DESCRIPTION OF MODALITIES

[030] The following modalities are examples only. While the descriptive report may refer to “one” modality in multiple locations, this does not necessarily mean that each of these references is for the same modality(ies), or that the characteristics may apply to a single modality. modality. Unique features of different modalities can also be combined to provide other modalities. Furthermore, the words "comprising" and "including" are to be understood as non-limiting to the described modalities so as not to consist only of those features that have been mentioned, and such modalities may also contain features/structures that have not been specifically mentioned.

[031] First, follows the study of Figure 1, which illustrates the exemplary modalities of a probe for joint analysis 100.

[032] The probe 100 comprises a frame 102.

[033] In an exemplary embodiment, illustrated in Figures 2A, 2B, 2C, 10, 11 and 13, the structure 102 has an elongated shape (rigid or semi-rigid), configured and sized to be held manually by a user.

[034] In another exemplary embodiment illustrated in Figure 14, the structure 102 (which may or may not have an elongated shape) is configured and sized to be attachable to a articulation support 1402.

[035] The probe 100 also comprises a microphone 106 embedded in the frame 102 and configured to measure sounds 108 from a joint 162 of a subject 160, in a contact-free manner. Microphone 106 can also be a non-contact microphone. Microphone 106 can be, for example, a condenser type microphone, offering a wide frequency range and high sensitivity.

[036] The probe 100 also comprises a raised rim 104 around the microphone 106, configured and positioned to be in contact with the subject 160 while the microphone 106 measures sounds 108 from the joint 162, wherein the raised rim 104 attenuates a noise. of the environment 110 captured by the microphone

106.

[037] As shown in Figures 2A, 2B and 2C, the elongated structure 102 may be shaped like a flashlight, featuring a narrow portion 200 sized to be held in the hand, and a wider portion 202 housing the microphone 106 and possibly , other sensor(s). The wider end 202 may have threads 204 to which an additional part may be attached.

[038] Figure 3 illustrates a support 300 for the sensors. The microphone 106 may be housed in a central cavity 302. The bracket 300 is attached to the wide end 202 of the elongate frame 102 (with snap fit or between the frame 102 and another bolted portion 400 shown in Figure 4, for example).

[039] Adjacent cavities 304, 306, 308, 310 and 312 may house one or more temperature sensors 112.

[040] In an exemplary embodiment illustrated in Figures 1 and 3, the probe 100 further comprises one or more temperature sensors 112 next to the microphone 106 and configured to measure one or more temperatures 114 from the hinge 162 in a contact-free manner. .

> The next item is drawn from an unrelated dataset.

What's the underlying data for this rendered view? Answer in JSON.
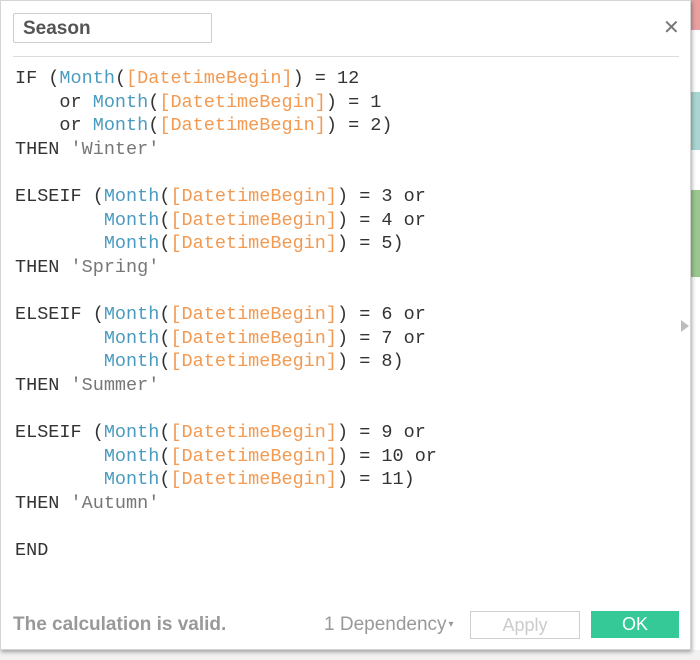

[041] In addition to the microphone 106 and temperature sensors 112, the probe 100 may comprise other sensors and/or sensor interfaces.

[042] In an exemplary embodiment illustrated in Figures 1 and 13, the probe 100 further comprises an inertial input interface 122 to couple with two optional inertial sensors 124, 130, attachable with straps 126, 132 near the joint 162 and configured to measure inertial data 128, 134 during movement of joint 162.

[043] The inertial sensor 124, 130 may comprise an inertial measurement unit of six degrees of freedom. The six degrees of freedom refer to the freedom of movement of a rigid body in three-dimensional space: changing position such as forward/backward (growth), up/down (agitation), left/right (oscillation), translation in three perpendicular axes combined with changes in orientation through rotation (pitch, yaw, and roll) around three perpendicular axes. The inertial sensor 124, 130 can detect a rate of acceleration using one or more accelerometers and changes in roll attributes (pitch, yaw and roll) by means of one or more gyroscopes.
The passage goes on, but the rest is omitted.